I got an Acu-Rite Weather Station as a gift and, of course, I cracked open some of the parts to see what was inside.
I didn’t open up the 5-in-1 sensor unit which sits outdoors and measures wind speed & direction, temperature, humidity and precipitation. I did crack open the 01500RX display console, and the Acu-Link bridge which receives the sensor data over a wireless link and relays it to the Acu-Link webservice via an ethernet connection.
The 01500RX had a number of blob-top chips-on-board. I didn’t try to figure out what they were. I was most interested in the wireless receiver that picks up sensor data.
The receiver was on its own PCB. The chip is labeled MICRF211AYQS 1226, which seems to be a 433MHz RF receiver from Micrel with a demodulated signal output.

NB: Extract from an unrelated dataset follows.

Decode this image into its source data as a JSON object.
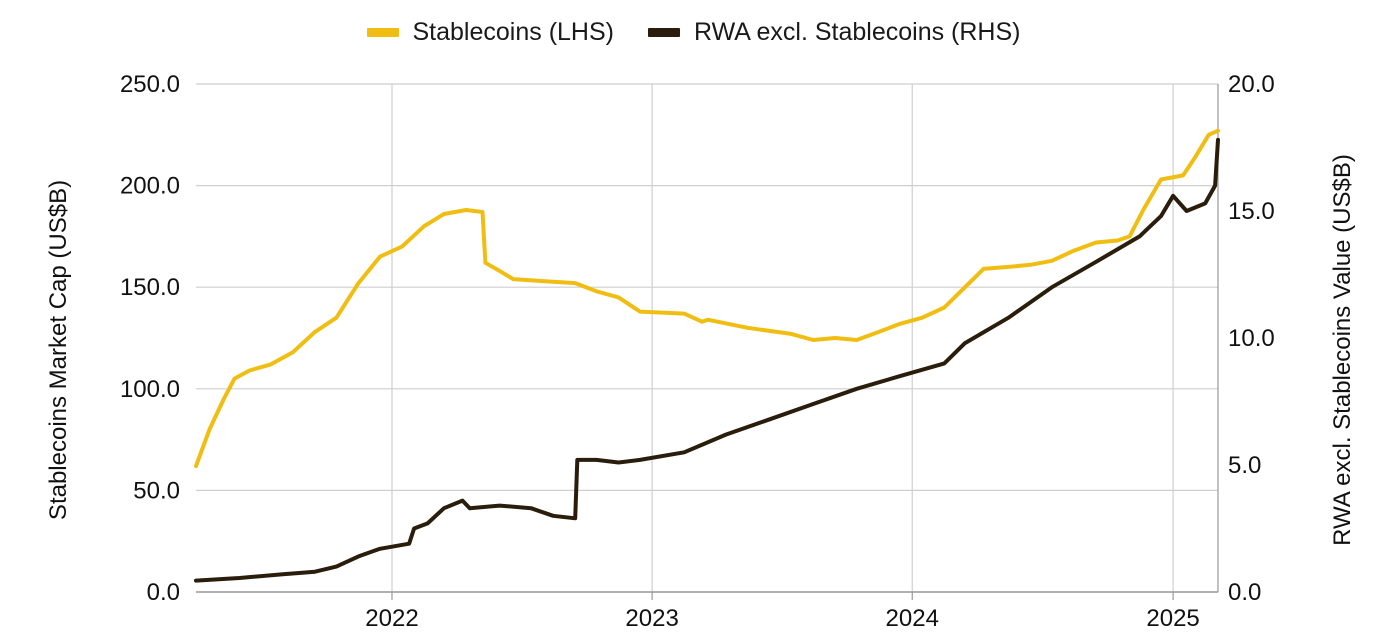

In the internet bridge, I found the same receiver, along with a low cost ethernet enabled microcontroller, and a surprise.
The microcontroller is a PIC18F67J60, very bare-bones 8-bit chip with an ethernet port, 128K of flash, less than 4K of RAM, and 8K RAM for the ethernet buffer. This is apparently enough to run a TCP/IP stack with a bare-bones web server, but it doesn’t exactly leave a lot of room for adding additional functionality, like the ability to make sensor data available locally via HTTP.
I also mentioned that there was a surprise. You can see it too, in the lower left of the photo, a third PCB, this one, apparently holding a serial to RF transmitter. I don’t know what it is for. Acu-Rite doesn’t talk about it at all in any of the marketing materials or users manual. My guess is that it might work as a repeater for the sensor data, that, or they’ll have some actuator equipment in the future, like, say, something that could toggle the mode on an automatic irrigation system based on local weather conditions.
Anyway, that’s what I found. I thought it might help out other people who are intrigued by Acu-Rite’s offerings and interested in hacking them for their own purposes.